Church youth bring hope to New Orleans

Rebuilding houses, battling termites, planting gardens and passing out hamburgers. That’s how Hazen junior Ethan Knudson and 25 of his churchmates spent their Spring Break in New Orleans.

Rebuilding houses, battling termites, planting gardens and passing out hamburgers. That’s how Hazen junior Ethan Knudson and 25 of his churchmates spent their Spring Break in New Orleans.

This was the third year the high school group from Highlands Community Church has spent Spring Break helping rebuild areas hit by Hurricane Katrina.

The group spent Spring Break 2006 in Biloxi, Miss., and Spring Break 2007 in inner-city Nashville, Tenn.

“We were all shocked again by how much there’s left to do,” says Derek Nelson, children and student ministries pastor of Highlands Community Church.

This year’s area high schoolers divided into three groups of six to eight people. Each group helped a New Orleans homeowner.

Knudson’s group spent its first day helping a local man fix the framework of his new home. The man bought a termite-infested fixer-upper after his original home was wiped out by Hurricane Katrina. Knudson and his group also helped the man plant a garden.

The high schoolers later passed out 25 McDonald’s cheeseburgers to homeless people and helped sort clothes at a homeless rescue mission. The group also helped in a charter school being rebuilt.

Another group helped hammer nails and plant a garden for a family of four who until recently had been living in a FEMA trailer for the last three years. Severe medical conditions recently forced the family out of its trailer and into a hotel. The daughter has lost her ability to smell, two family members suffer from severe allergies and another from respiratory problems.

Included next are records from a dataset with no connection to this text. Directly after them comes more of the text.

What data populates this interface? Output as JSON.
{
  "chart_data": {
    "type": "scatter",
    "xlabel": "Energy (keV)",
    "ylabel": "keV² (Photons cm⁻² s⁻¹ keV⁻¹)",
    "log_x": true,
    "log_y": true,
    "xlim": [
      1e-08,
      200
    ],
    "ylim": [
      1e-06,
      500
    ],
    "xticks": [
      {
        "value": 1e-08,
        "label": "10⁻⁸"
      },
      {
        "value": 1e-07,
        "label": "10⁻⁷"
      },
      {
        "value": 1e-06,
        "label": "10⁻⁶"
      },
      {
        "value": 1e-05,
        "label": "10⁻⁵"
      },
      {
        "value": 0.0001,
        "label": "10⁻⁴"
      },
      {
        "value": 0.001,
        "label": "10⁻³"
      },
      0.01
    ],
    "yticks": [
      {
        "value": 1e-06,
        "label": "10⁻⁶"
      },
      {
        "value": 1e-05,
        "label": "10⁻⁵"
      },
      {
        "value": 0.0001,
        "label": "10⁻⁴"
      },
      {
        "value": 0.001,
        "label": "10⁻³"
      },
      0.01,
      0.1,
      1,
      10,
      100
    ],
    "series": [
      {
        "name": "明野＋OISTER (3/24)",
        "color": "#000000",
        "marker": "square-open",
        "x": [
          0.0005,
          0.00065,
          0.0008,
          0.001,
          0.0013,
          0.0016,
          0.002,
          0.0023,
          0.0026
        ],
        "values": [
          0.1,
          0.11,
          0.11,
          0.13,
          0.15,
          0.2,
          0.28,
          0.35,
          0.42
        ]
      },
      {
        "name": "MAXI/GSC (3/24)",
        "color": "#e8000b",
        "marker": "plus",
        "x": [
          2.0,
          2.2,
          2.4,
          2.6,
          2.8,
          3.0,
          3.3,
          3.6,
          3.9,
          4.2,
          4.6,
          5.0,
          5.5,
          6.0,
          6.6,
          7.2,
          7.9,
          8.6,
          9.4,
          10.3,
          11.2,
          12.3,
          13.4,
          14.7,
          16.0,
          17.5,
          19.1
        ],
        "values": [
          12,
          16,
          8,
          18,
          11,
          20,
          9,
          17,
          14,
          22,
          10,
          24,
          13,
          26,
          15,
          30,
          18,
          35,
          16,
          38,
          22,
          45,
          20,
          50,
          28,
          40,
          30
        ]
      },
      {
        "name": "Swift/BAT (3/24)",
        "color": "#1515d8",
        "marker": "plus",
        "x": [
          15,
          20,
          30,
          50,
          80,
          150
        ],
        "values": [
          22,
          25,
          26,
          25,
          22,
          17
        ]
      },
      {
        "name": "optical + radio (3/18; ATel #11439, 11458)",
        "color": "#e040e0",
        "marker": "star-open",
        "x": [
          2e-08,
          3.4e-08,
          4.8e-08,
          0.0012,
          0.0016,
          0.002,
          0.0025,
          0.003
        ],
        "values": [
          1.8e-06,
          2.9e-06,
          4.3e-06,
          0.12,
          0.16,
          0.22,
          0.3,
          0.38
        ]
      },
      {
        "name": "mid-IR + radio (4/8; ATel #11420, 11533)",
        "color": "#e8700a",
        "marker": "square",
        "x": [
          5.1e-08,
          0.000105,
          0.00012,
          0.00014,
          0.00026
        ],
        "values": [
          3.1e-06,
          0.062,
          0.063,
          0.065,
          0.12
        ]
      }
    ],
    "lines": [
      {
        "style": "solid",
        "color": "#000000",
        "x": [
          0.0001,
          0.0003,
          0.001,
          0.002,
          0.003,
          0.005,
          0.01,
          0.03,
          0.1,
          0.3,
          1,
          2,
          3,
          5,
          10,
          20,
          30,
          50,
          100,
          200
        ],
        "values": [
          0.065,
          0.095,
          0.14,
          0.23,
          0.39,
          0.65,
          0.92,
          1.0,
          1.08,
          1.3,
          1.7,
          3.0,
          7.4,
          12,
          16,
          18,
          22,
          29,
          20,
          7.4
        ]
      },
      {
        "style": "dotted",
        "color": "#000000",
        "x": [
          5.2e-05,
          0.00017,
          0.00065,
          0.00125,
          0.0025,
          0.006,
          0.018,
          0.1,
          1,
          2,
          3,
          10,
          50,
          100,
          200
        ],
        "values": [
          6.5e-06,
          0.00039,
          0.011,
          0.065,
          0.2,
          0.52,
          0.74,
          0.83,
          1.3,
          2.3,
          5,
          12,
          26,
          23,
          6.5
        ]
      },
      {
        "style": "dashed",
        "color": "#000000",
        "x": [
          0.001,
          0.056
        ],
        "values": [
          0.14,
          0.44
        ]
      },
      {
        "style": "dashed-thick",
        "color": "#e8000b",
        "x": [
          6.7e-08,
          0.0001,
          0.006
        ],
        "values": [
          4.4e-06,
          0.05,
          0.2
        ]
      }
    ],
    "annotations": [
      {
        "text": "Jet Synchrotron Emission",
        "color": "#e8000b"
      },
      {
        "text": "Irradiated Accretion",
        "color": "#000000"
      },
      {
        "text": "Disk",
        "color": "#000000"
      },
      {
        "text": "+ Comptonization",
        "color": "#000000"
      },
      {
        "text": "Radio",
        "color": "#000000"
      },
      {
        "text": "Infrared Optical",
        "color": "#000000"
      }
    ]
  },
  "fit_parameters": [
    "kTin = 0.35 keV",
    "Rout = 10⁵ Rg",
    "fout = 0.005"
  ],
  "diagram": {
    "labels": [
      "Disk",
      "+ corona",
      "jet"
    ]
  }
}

Pastor Nelson describes much of New Orleans as “really hopeless in a lot of ways.” But he says his group got a “ton of work done” this year.

“It’s really cool — the kids come in and bring hope,” he says. “Driving through the Lower Ninth Ward and spending time in any of the communities, there’s still house after house that no one’s living in — destroyed. We’re just trying to bring cheer and hope in trying to rebuild.”

Nelson says the homeowners the students helped this year were in tears of joy.

Each high school student raised $1,000 for Spring Break in New Orleans. The students decide each year where they would like to spend their Spring Break helping others.

“The kids definitely get excited about not just sitting around at home but going and doing something different,” Nelson says.

Knudson is one of four high schoolers who has gone on the church’s Spring Break all three years.

“I love doing it,” he says. “I really love helping people. It’s an incredible feeling after you’ve helped out. I just want that experience again and again.”

The high school group from Highlands Community Church has not yet decided where to spend Spring Break 2009.